Lemon EVOO Pasta Primavera-The Little Shop of Olive Oils

Lemon EVOO Pasta Primavera


  • 12 oz. fusilli or rotini pasta
  • ¼ cup Lemon Premium Olive Oil 
  • 1 cup cherry tomatoes, halved
  • ½ cup fresh baby spinach
  • ½ cup diced bell pepper (color of your choice)
  • ½ cup fresh basil leaves, torn
  • ½ cup feta cheese, cubed
  • Zest of 1 lemon
  • 2 tablespoons fresh lemon juice
  • 1 tablespoon Mediterranean Spice Blend
  • Salt and freshly ground black pepper, to taste
  • Pine nuts or walnuts for added crunch (optional)

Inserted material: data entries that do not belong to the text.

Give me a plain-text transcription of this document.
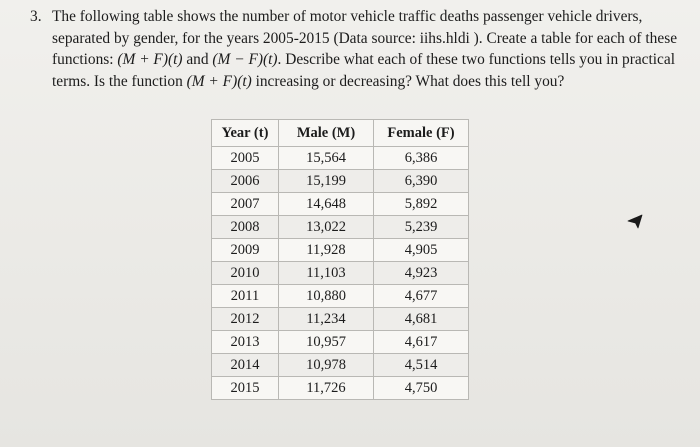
3. The following table shows the number of motor vehicle traffic deaths passenger vehicle drivers, separated by gender, for the years 2005-2015 (Data source: iihs.hldi ). Create a table for each of these functions: (M + F)(t) and (M − F)(t). Describe what each of these two functions tells you in practical terms. Is the function (M + F)(t) increasing or decreasing? What does this tell you?
Year (t)	Male (M)	Female (F)
2005	15,564	6,386
2006	15,199	6,390
2007	14,648	5,892
2008	13,022	5,239
2009	11,928	4,905
2010	11,103	4,923
2011	10,880	4,677
2012	11,234	4,681
2013	10,957	4,617
2014	10,978	4,514
2015	11,726	4,750
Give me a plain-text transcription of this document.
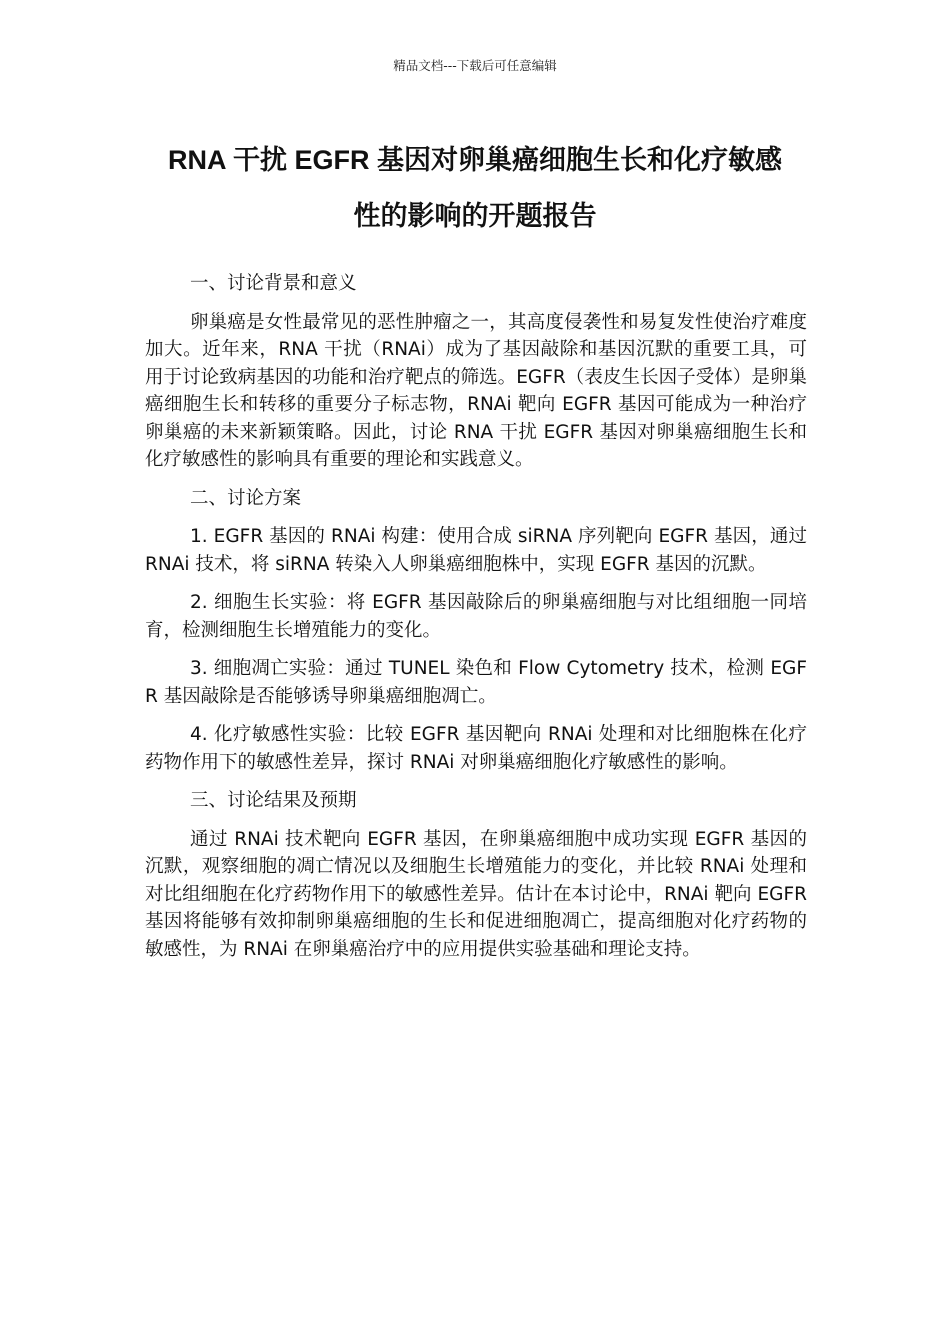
精品文档---下载后可任意编辑
RNA 干扰 EGFR 基因对卵巢癌细胞生长和化疗敏感
性的影响的开题报告

一、讨论背景和意义

卵巢癌是女性最常见的恶性肿瘤之一，其高度侵袭性和易复发性使治疗难度加大。近年来，RNA 干扰（RNAi）成为了基因敲除和基因沉默的重要工具，可用于讨论致病基因的功能和治疗靶点的筛选。EGFR（表皮生长因子受体）是卵巢癌细胞生长和转移的重要分子标志物，RNAi 靶向 EGFR 基因可能成为一种治疗卵巢癌的未来新颖策略。因此，讨论 RNA 干扰 EGFR 基因对卵巢癌细胞生长和化疗敏感性的影响具有重要的理论和实践意义。

二、讨论方案

1. EGFR 基因的 RNAi 构建：使用合成 siRNA 序列靶向 EGFR 基因，通过 RNAi 技术，将 siRNA 转染入人卵巢癌细胞株中，实现 EGFR 基因的沉默。

2. 细胞生长实验：将 EGFR 基因敲除后的卵巢癌细胞与对比组细胞一同培育，检测细胞生长增殖能力的变化。

3. 细胞凋亡实验：通过 TUNEL 染色和 Flow Cytometry 技术，检测 EGFR 基因敲除是否能够诱导卵巢癌细胞凋亡。

4. 化疗敏感性实验：比较 EGFR 基因靶向 RNAi 处理和对比细胞株在化疗药物作用下的敏感性差异，探讨 RNAi 对卵巢癌细胞化疗敏感性的影响。

三、讨论结果及预期

通过 RNAi 技术靶向 EGFR 基因，在卵巢癌细胞中成功实现 EGFR 基因的沉默，观察细胞的凋亡情况以及细胞生长增殖能力的变化，并比较 RNAi 处理和对比组细胞在化疗药物作用下的敏感性差异。估计在本讨论中，RNAi 靶向 EGFR 基因将能够有效抑制卵巢癌细胞的生长和促进细胞凋亡，提高细胞对化疗药物的敏感性，为 RNAi 在卵巢癌治疗中的应用提供实验基础和理论支持。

  • Bring a large pot of salted water to a boil. Cook the pasta according to package instructions until al dente. Drain and rinse under cold water to cool. Set aside in a large mixing bowl.
  • While the pasta is cooking, prepare your cherry tomatoes, spinach, bell pepper, and basil.
  • In a small bowl, combine the Lemon EVOO, lemon zest, lemon juice, and Mediterranean spice blend. Whisk together and season with salt and pepper to taste.
  • To the bowl with the pasta, add the cherry tomatoes, spinach, bell pepper, and basil.
  • Drizzle the Lemon EVOO dressing over the pasta and vegetables, tossing to combine.
  • Add the cubed feta cheese to the salad. If using nuts, toast them in a dry pan until golden and sprinkle over the top of the salad for a nice crunch.
  • Toss everything gently once more and adjust the seasoning if necessary.
  • Serve the Pasta Primavera chilled or at room temperature as a bright and flavorful dish that's perfect for any occasion.